A autoestima das pessoas brancas, construída sobre privilégios, sustenta o racismo que se esconde em elogios e boas intenções
Tatiane Santos* Publicado em 03/11/2025, às 06h00
O racismo no Brasil muitas vezes não chega gritando — ele sussurra. Vem disfarçado
de elogio, de piada, de boa intenção. Vem das pessoas brancas que se consideram
“desconstruídas”, mas ainda reproduzem violências sutis e estruturais. É o racismo das
entrelinhas.
Sempre há aquele discurso conhecido: “tenho um amigo preto”, “minha avó era negra”,
“minha funcionária é como da família”. Há também quem diga para uma pessoa preta
que ela é “diferente”, que tem “traços finos”, que “poderia ser branca”, ou que “tem alma de branco”. Tudo isso parece inofensivo, mas carrega a ideia de que o branco é o
padrão de beleza, bondade e humanidade.
O chamado racismo recreativo é talvez o mais comum. É aquele que se esconde nas
piadas, nos comentários em tom de brincadeira, nas comparações que tentam fazer rir,
mas que ferem. O fato de uma pessoa negra rir junto não significa que ela achou graça
— muitas vezes, é apenas uma estratégia de sobrevivência. Racismo é racismo. Seja
estrutural, recreativo, institucional ou “disfarçado de elogio”. A diferença está apenas na
forma, nunca na essência.
Há algo de curioso na autoestima das pessoas brancas: ela é tão elevada que permite
que digam e façam coisas que, se viessem de uma pessoa preta, seriam punidas ou
criminalizadas. E há ainda quem acredite na fantasia do “racismo reverso”, expressão
que por si só é um erro conceitual. O racismo é uma estrutura de poder — e no Brasil,
desde a colonização, essa estrutura é branca.
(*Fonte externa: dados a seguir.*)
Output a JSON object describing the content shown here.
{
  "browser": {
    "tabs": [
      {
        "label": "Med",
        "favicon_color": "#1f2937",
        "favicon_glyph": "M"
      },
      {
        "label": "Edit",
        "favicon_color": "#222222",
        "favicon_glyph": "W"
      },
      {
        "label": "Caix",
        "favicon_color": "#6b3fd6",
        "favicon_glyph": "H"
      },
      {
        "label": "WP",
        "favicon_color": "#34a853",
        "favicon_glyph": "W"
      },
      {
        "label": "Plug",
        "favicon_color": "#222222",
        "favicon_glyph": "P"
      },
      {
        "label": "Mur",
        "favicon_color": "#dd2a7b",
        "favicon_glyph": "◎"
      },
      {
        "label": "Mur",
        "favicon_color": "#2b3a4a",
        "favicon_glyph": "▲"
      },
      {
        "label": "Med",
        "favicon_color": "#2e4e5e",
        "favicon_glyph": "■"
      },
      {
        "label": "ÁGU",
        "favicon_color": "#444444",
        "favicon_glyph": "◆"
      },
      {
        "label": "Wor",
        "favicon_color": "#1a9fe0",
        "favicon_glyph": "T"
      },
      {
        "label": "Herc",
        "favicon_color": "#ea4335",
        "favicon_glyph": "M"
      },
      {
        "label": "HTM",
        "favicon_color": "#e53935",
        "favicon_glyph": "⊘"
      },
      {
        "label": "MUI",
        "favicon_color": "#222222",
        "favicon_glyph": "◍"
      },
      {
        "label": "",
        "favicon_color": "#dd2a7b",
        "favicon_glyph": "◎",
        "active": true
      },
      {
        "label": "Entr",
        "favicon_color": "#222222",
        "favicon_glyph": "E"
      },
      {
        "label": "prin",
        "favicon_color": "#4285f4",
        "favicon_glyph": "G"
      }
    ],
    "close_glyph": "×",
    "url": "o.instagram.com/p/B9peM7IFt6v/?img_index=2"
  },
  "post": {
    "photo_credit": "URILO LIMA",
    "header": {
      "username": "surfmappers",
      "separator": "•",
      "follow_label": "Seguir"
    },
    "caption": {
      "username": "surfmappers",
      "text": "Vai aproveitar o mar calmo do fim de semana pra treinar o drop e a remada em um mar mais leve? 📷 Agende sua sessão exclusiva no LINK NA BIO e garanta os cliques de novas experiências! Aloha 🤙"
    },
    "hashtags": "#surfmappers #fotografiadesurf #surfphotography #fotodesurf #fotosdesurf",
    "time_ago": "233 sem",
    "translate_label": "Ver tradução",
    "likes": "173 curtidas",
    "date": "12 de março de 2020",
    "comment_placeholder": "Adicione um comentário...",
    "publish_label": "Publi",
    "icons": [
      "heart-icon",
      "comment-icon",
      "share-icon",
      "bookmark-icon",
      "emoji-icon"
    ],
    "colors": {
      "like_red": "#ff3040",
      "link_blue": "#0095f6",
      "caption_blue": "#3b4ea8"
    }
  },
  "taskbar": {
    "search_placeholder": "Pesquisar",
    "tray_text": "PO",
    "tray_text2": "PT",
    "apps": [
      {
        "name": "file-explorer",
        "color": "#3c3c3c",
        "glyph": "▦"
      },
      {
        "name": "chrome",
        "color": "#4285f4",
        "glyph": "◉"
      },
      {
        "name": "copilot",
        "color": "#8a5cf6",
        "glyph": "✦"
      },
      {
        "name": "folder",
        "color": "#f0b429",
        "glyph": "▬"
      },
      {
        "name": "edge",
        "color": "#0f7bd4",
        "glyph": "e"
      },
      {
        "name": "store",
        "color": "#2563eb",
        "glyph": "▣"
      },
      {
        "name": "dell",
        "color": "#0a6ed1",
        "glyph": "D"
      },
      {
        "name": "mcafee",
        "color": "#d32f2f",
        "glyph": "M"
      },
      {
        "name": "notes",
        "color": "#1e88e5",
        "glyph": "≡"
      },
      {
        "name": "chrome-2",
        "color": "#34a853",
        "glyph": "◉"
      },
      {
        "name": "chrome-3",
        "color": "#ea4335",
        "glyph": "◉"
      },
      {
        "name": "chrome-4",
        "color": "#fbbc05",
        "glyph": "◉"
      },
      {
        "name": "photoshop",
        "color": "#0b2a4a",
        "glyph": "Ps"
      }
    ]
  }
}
O país foi o último das Américas a abolir a escravização, e mesmo assim o fez sem
reparação. A “libertadora” princesa Isabel assinou uma falsa abolição, sem pensar no
que seria dos libertos. Assim, a desigualdade se perpetuou e se transformou em
herança social. O resultado está diante de nós: um país que ainda nega o racismo
enquanto o reproduz todos os dias.
Então, se você é uma pessoa branca e quer realmente ser antirracista, comece
reconhecendo o seu privilégio. Entenda que equidade não é o mesmo que igualdade.
Nós, pessoas pretas, não queremos o seu lugar. Queremos os mesmos direitos, o mesmo respeito e as mesmas oportunidades.
Aprenda sobre a história do povo preto, sobre como esse país foi construído por mãos
negras, e sobre como o racismo molda as relações até hoje. A educação antirracista
não é um tema para novembro — é uma urgência diária. É a base para uma sociedade
mais justa, consciente e equitativa. É por meio dela que as crianças podem conhecer a
verdadeira história: a que não começou com a invasão do Brasil, mas com os povos e
culturas que o ergueram e o sustentam até hoje.
E aí, leitor, quem é você na fila do racismo?